Design plays a key role in the development of any product, business and/or system model. It is in the design phase of development that 80 to 90 percent of the product costs are essentially set. If these costs were to include the future costs and impacts of our products, not just the processes that are used to make, distribute, and use the product, but the costs related to final disposition of the product, and the costs related to the societal impacts and all the life cycle environmental impacts, that percentage would be even higher…

We are all familiar with the traditional investment model necessary to develop and produce a product. (Chart A)


Chart A. 

 

We spend or "burn" capital in the design and development phase with the expectation that our capital will be returned and we will move past a break-even point and into profitability. Our business models have traditionally focused on the financial aspects of the investment, not linking and/or including financials and other metrics of ecological or societal disruption or well being related to the development endeavor.

If our product is transformational by virtue of creativity and innovation we are rewarded, capturing more market share and possibly a leadership position in our sector or category. Typically, profitability is extended with incremental innovation, thereby maximizing the return on the original investment.  This is the “replication” of the early innovation through one or more cycles; a strategy that requires little or no risked financial investment to generate another wave of returns on an existing base technology.  However, repeated replication can become a barrier to innovation.  There are many examples of this in industry, perhaps most notably, the automobile.

Given our new consciousness, driven by information sharing and transparency, our attention must be focused,  not just on the financial investment and returns, but the environmental costs and the societal costs, and the potential returns to the Natural and Human Capital.

If our design brief includes optimizing the returns on all three forms of capital, then our solutions will indeed be different. The results of our more comprehensive design efforts will more likely move us to a greater social equity and environmental integrity, ultimately enriching the entire society - not just the maker and users - while restoring the environment. The resulting product development program will provide for measurable investments as well as measurable returns on three mutually interdependent trajectories.

Looking at the design problem in this way is a form of Radical Innovation at the societal and organizational level.

If we choose to deny these considerations, and continue to treat them as externalities, we are essentially in a state of Design Default.

If we consider the environmental and societal costs associated with our designs at the beginning of the product development process the possibilities for a truly comprehensive solution begin to unfold.

Comprehensive Design, a term that was first coined by Buckminster Fuller in the 1930s, is born of Radical Innovation.
It is systems-based thinking. It is bold, and progressive – both socially and technically. 

“…by Design” we can positively change (restore) the “natural & human systems” that support us, positively affecting all of the revenues and all of the returns;  the environmental (EROI),  the societal (SROI),  and the physical and financial (ROI) – preferably in that order! (Chart B)


Chart B.
 

 
In other words, it is through Radical Innovation that we can more certainly get to “sustainable.”

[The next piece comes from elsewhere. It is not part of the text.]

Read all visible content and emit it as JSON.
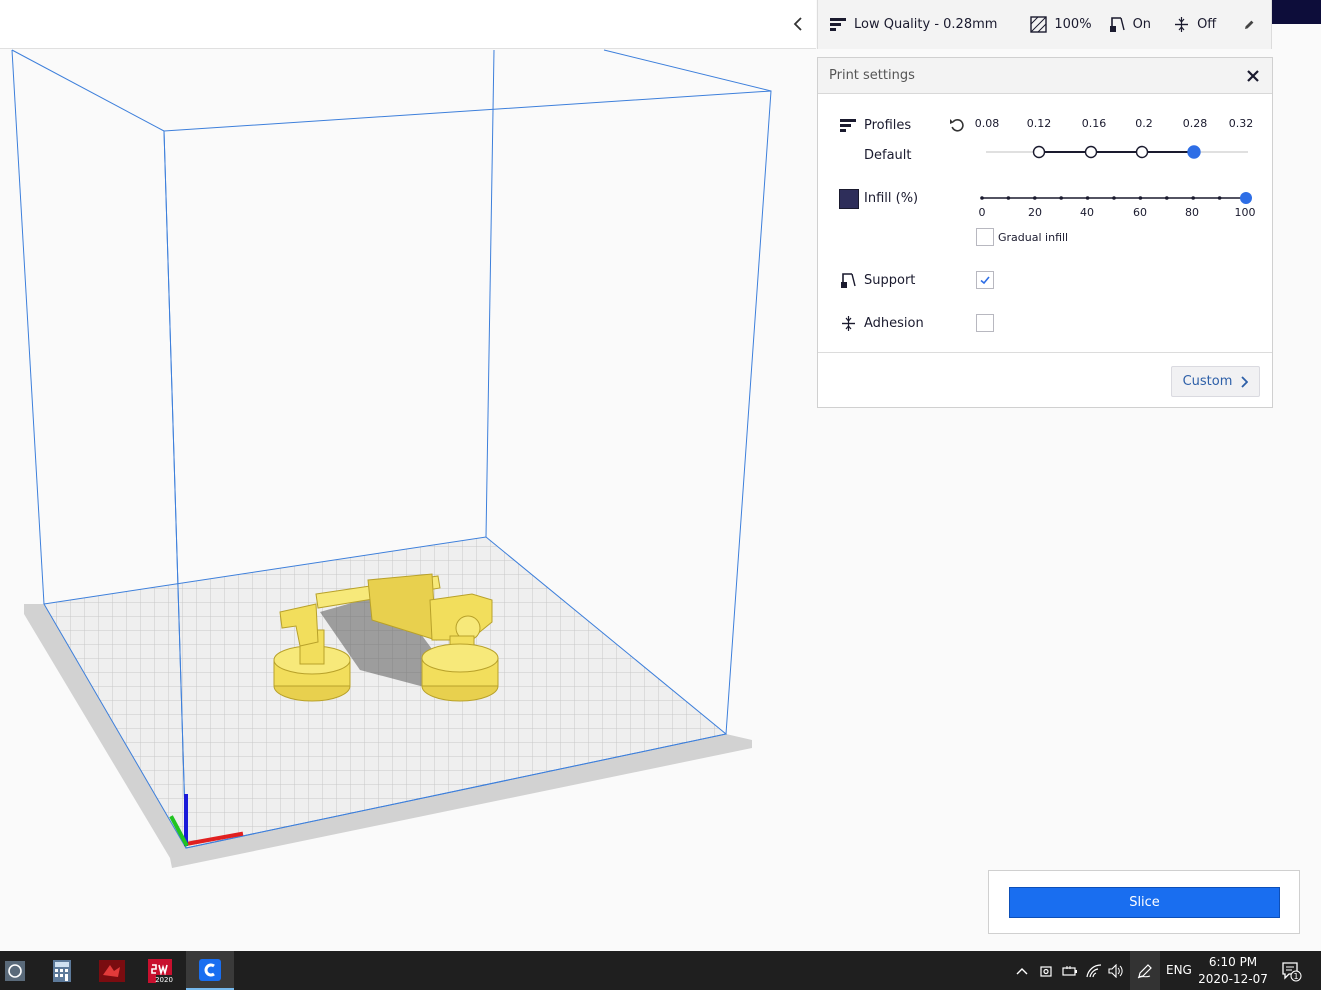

Sustainable innovations are as likely to be thwarted by the phenomenon of incrementalism as any other innovation, therefore policies that promote investment in better social and technological innovations and stifle subsidization of entrenched platforms must be carefully structured to assure the timely emergence of optimal solutions.

Finding and identifying the characteristics (attributes) of product, business and system models that generate returns on all the forms of capital is the objective of my research.

If the characteristics of sustainability can be defined in existing models and embodied in future product briefs and business plans, the new constructs associated with the briefs and plans are likely to generate more robust and resilient (sustainable) results.

The resulting discretionary (internal to corporate/sector) and non-discretionary (external to corporate/sector) policies and constructs can shape future models which can, in turn, shape the environment and social landscape.

Embedding these policies and constructs in coursework and using them in projects in design and management will move the disciplines engaged toward more comprehensive and sustainable solutions.